Dans le sillage de l’illustre maire de la droite locale, le futur premier édile de Castelnau-le-Lez se voit récompensé pour bons et loyaux services. Quitte à faire grincer les dents des récalcitrants au sein de la majorité municipale de la liste d’Union Républicaine. Manque d’épaisseur, notoriété à construire… « Sur trente-trois, j’en compte deux », balaie le sénateur-maire évoquant les probables dépités. « C’est toujours les moins bons qui s’y verraient. Comme pour les législatives, ce sont le plus souvent les plus mauvais…» Si ça a pu râler en coulisses, aucun n’a frontalement contesté cette décision, fait-il savoir. Le fait du prince ne se discute pas. L’horizon des municipales de 2020 est évidemment en ligne de mire. Qu’en sera-t-il d’une gouvernance en « bon père de famille » de la ville à la dynamique urbanistique échevelée, après l’empreinte de plus de trente ans laissée par l’héritier de Jacques Chaban-Delmas ?

 

Jean-Pierre Grand en compagnie de son successeur Frédéric Lafforgue

 

Fils spirituel et politique d’un dissident de la droite locale, Frédéric Lafforgue a eu le temps de se préparer. Embarqué au conseil municipal par Jean-Pierre Grand en 1995, il a été délégué à l’activité économique (jusqu’en 2001),  puis à l’éducation, l’insertion et l’emploi (2001-2008) avant de se voir confier l’urbanisme. Un lieutenant loyal qui s’est vu, au détour d’un déjeuner le 24 juillet 2015, proposer les clés de la mairie par Grand, devenu sénateur. L’offre ne se refuse pas.

 

Le test des départementales de 2015

Venu « conquérir Montpellier » en 1983 après être descendu d’Orléans sa ville natale et une tentative avortée en fac de pharmacie, le jeune Frédéric bifurque sur un BTS de comptabilité.

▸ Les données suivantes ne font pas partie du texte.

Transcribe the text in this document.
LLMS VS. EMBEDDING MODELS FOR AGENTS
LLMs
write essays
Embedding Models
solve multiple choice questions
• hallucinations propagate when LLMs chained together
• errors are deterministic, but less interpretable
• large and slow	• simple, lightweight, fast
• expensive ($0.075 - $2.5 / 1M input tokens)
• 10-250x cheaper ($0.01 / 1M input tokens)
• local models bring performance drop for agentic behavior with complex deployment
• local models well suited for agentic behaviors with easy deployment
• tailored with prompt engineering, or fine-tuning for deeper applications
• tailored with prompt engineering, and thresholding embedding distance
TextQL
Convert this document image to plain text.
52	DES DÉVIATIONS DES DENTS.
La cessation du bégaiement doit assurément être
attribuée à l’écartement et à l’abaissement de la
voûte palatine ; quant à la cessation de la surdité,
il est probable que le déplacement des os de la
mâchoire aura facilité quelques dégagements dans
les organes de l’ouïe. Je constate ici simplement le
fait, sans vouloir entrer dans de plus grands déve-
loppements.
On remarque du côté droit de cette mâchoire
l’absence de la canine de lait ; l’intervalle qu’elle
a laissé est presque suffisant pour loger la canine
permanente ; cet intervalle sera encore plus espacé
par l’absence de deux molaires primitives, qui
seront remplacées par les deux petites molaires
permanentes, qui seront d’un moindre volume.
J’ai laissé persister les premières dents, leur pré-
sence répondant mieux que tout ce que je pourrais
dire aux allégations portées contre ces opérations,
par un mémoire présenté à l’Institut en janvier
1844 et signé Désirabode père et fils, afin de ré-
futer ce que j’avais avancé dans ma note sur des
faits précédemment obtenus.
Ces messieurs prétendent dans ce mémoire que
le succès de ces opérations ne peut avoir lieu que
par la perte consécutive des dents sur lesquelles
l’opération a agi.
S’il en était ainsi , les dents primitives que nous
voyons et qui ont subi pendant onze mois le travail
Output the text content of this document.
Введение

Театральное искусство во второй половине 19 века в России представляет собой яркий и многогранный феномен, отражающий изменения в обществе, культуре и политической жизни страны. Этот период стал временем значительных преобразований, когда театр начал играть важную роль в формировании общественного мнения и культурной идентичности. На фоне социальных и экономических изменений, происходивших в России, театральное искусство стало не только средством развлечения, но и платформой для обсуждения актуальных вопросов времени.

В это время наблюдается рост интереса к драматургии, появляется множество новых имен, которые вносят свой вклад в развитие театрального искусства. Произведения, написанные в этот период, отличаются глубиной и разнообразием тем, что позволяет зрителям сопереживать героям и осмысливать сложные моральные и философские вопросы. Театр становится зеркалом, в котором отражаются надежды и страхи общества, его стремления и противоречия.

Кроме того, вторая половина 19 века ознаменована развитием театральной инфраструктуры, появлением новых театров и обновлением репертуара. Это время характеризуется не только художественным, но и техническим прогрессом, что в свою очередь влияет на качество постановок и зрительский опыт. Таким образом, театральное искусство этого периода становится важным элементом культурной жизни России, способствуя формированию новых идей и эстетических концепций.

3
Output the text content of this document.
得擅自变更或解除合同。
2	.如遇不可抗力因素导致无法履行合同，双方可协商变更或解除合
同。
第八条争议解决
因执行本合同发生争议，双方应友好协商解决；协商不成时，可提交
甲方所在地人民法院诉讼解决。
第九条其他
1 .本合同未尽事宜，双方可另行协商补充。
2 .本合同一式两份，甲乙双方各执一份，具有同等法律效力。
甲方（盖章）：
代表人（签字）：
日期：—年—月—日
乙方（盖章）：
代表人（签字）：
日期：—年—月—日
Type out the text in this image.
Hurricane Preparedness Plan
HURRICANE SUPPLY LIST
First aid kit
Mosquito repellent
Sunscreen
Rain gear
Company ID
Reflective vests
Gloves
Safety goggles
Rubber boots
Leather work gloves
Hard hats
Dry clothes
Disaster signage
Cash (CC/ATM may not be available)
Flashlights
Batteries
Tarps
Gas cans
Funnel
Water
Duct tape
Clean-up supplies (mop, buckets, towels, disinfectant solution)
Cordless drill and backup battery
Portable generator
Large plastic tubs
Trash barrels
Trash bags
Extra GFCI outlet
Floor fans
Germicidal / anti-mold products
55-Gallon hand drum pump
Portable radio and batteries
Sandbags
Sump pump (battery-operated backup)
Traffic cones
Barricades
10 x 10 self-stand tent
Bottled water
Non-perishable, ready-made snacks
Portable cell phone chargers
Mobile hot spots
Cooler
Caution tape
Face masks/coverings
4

Si son maître en politique se voyait déjà maire de Castelnau et sénateur dès l’adolescence *, Frédéric Lafforgue, lui, n’avait pas l’ambition politique autant chevillée au corps. Diplômé en expertise comptable et financière, il rencontre sa future épouse avant de s’installer dans la ville qu’il va prochainement diriger. C’est le jour de son mariage, un 1er octobre 1994, que Jean-Pierre Grand lui met le grappin dessus en lui demandant de rejoindre sa liste. « J’avais ma carte au RPR, je suivais les campagnes électorales. Sa permanence était en face de chez moi », se souvient-il. Qu’a donc pu déceler le ténor de Castelnau en ce jeune comptable de 27 ans, vierge de toute expérience politique ? « Quand on a ma vie politique, on a eu le temps de se forger une opinion sur les qualités des hommes et des femmes qui composent le paysage local », confie le maire, assuré des compétences de son poulain qu’il voyait déjà au Conseil général. « Six mois avant l’élection, il me dit : je pars à la députation. Si je suis élu, tu vas au CG mais personne ne doit le savoir En 2002, le jour de ses 35 ans, Lafforgue devient le benjamin du Département. Mais ce sont les départementales de 2015 qui auront été son tremplin. « Je ne voulais pas y aller », raconte l’intronisé. Mais on ne dit pas non au mentor, qui lui prédit un joli 60 %… « J’ai fait 59,8 % », sourit Lafforgue. L’omnipotent chef de file aurait donc du flair ou une réputation suffisante pour rallier ses supporters à la cause de son héritier. Dans cette transition en douceur en plaçant un disciple formé à sa façon, certains observateurs voient la garantie pour le baron local de poursuivre son « œuvre »  de développement à tout crin de la commune. Apprécié pour sa courtoisie et son efficacité, son remplaçant va devoir faire son trou.

 

Un futur maire trop discret ?

Pour Henri Rouilleaut, conseiller municipal de l’opposition (Castelnau Demain), le choix d’un successeur « transparent » présente l’avantage de ne plus avoir à se confronter au tempétueux sénateur. En ces temps troublés par un regain d’appétit citoyen pour une moralisation de la vie politique et un désir de transparence, justement, l’irréprochabilité des élus est scrutée plus que jamais. Un candidat Les Républicains déchu en a fait les frais à la présidentielle… « En 22 ans à la mairie, j’ai dû me faire rembourser deux notes de frais », assure Frédéric Lafforgue. « Ma femme ne sera pas embauchée, ni mes filles prises en stage. » Promis, donc, pas de Lafforgue gate en perspective.

 

Pose de la première pierre de la résidence le Prado-Concorde

 

L’avenir qui s’ouvre à Frédéric Lafforgue nous dira assez vite  s’il campera le rôle du « simple exécutant des décisions de Jean-Pierre Grand », dixit un observateur sceptique qui préfère rester anonyme et si une fois aux fonctions, il saura marquer Castelnau de son sceau « en se montrant plus sélectif en termes de nouvelles constructions. » Visant 25 000 habitants d’ici quatre ans et 30 000 « dans moins de dix ans », il faut bien construire, aménager, bétonner… et faire travailler le BTP. Quant à la ligne de tramway, il a bien fallu l’amortir et jouer le jeu, confie Frédéric Lafforgue. Pour la « modique » somme de 424 millions d’euros, « l’Etat a demandé une contrepartie. »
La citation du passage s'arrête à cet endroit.